Every Testable (Infinite) Property of Bounded-Degree Graphs Contains an Infinite Hyperfinite Subproperty

One of the most fundamental questions in graph property testing is to characterize the combinatorial structure of properties that are testable with a constant number of queries. We work towards an answer to this question for the bounded-degree graph model introduced in [Goldreich, Ron, 2002], where the input graphs have maximum degree bounded by a constant $d$. In this model, it is known (among other results) that every \emph{hyperfinite} property is constant-query testable [Newman, Sohler, 2013], where, informally, a graph property is hyperfinite, if for every $\delta >0$ every graph in the property can be partitioned into small connected components by removing $\delta n$ edges.
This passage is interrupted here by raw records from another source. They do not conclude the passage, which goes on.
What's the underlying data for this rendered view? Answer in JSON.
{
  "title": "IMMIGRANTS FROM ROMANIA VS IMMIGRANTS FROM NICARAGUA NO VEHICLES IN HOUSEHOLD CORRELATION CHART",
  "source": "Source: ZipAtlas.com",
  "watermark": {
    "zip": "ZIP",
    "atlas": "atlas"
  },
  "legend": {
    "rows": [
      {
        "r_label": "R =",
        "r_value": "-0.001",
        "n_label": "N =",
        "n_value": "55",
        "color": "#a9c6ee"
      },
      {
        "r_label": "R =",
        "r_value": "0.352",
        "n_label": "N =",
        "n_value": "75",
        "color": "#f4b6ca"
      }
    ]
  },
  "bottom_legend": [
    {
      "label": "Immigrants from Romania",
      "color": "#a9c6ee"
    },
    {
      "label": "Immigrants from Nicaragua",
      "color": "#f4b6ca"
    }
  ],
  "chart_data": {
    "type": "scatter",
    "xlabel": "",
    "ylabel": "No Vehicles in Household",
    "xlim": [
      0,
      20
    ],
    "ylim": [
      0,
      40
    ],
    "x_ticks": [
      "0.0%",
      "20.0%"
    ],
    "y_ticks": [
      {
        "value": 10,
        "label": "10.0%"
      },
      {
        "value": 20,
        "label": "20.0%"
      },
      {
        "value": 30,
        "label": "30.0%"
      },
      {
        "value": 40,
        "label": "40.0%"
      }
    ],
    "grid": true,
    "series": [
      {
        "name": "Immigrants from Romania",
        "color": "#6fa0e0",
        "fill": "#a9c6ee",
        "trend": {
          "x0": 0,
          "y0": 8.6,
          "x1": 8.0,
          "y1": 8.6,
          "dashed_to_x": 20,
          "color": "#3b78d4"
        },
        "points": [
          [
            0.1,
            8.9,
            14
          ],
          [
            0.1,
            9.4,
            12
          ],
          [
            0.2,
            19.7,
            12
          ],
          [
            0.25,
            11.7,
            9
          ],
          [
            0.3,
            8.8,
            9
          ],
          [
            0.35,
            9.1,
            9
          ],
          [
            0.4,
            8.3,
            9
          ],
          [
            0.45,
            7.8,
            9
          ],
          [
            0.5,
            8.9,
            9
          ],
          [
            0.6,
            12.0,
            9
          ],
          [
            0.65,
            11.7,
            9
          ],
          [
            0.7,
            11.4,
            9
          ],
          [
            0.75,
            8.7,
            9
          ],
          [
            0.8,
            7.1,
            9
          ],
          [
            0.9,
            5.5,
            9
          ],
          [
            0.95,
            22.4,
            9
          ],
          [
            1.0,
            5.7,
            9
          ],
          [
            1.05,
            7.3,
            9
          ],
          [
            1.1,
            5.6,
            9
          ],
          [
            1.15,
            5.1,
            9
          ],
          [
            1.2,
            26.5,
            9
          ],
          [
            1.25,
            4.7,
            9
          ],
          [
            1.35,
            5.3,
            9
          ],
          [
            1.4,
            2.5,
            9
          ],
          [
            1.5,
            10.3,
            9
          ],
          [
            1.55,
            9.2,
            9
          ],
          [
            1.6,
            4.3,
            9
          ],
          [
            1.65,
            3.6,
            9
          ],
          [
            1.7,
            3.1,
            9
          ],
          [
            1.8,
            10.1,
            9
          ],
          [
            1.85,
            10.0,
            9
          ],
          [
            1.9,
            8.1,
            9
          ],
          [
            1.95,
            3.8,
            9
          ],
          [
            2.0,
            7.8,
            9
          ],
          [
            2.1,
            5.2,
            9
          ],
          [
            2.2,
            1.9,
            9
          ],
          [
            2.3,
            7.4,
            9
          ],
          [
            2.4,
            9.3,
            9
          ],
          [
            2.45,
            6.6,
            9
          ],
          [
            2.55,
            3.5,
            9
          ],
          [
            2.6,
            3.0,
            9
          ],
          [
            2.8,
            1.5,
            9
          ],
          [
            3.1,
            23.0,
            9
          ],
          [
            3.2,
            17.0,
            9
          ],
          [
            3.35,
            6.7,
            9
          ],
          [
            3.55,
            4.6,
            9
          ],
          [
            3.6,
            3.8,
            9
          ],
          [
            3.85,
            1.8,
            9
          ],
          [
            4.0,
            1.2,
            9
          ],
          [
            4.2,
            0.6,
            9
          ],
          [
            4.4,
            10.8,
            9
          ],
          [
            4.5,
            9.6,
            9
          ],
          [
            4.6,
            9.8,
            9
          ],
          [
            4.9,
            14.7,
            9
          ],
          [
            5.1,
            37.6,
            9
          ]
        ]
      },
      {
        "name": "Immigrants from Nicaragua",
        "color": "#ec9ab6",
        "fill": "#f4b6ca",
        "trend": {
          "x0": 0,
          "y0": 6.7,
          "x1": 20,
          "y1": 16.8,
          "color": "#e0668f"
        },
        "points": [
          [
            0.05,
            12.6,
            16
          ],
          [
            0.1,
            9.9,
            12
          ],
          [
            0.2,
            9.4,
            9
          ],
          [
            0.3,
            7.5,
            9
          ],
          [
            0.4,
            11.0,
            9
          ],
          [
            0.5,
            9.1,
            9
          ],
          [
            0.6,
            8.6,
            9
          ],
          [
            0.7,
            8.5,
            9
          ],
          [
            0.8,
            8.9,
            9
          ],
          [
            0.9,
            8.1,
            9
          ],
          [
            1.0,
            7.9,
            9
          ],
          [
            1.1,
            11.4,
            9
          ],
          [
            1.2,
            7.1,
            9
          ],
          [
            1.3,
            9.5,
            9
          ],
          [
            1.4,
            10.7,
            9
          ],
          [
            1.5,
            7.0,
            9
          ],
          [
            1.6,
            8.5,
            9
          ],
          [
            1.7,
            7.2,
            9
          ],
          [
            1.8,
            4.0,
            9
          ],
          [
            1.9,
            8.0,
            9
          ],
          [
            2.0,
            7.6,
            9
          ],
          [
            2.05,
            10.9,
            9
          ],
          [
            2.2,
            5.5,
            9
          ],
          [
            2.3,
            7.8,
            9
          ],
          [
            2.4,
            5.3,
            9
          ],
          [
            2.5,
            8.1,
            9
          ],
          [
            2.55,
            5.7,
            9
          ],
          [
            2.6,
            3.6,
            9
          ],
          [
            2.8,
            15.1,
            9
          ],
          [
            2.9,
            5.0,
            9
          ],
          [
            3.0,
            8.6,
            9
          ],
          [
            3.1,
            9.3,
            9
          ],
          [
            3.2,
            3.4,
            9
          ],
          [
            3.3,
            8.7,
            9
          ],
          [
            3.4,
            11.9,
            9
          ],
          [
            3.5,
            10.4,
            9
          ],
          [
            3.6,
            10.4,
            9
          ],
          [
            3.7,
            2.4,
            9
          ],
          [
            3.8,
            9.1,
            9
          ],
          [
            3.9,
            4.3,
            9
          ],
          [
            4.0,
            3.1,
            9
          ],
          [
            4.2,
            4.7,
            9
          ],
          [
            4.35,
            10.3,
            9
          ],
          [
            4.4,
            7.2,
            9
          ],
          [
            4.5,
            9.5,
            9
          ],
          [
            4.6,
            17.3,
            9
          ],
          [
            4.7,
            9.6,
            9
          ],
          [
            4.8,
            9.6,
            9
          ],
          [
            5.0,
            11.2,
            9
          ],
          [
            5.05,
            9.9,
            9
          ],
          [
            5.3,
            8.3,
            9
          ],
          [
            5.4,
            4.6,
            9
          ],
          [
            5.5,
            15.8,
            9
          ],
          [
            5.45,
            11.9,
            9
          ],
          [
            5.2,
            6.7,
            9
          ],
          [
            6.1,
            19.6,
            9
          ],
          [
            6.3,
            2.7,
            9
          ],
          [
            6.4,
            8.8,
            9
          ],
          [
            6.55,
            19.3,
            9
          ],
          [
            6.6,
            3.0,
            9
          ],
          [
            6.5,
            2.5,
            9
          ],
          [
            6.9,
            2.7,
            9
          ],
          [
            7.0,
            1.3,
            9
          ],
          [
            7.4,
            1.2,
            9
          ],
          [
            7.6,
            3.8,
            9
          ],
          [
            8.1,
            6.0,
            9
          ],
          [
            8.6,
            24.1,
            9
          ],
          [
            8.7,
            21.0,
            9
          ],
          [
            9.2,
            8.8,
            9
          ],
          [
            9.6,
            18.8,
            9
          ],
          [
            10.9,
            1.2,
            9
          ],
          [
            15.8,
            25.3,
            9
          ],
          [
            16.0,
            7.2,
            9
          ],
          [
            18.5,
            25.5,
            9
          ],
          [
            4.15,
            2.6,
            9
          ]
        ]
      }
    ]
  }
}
In this paper we show that hyperfiniteness plays a role in \emph{every} testable property, i.e. we show that every testable property is either finite (which trivially implies hyperfiniteness and testability) or contains an infinite hyperfinite subproperty. A simple consequence of our result is that no infinite graph property that only consists of expander graphs is constant-query testable. Based on the above findings, one could ask if every infinite testable non-hyperfinite property might contain an infinite family of expander (or near-expander) graphs. We show that this is not true. Motivated by our counter-example we develop a theorem that shows that we can partition the set of vertices of every bounded degree graph into a constant number of subsets and a separator set, such that the separator set is small and the distribution of $k$-disks on every subset of a partition class, is roughly the same as that of the partition class if the subset has small expansion.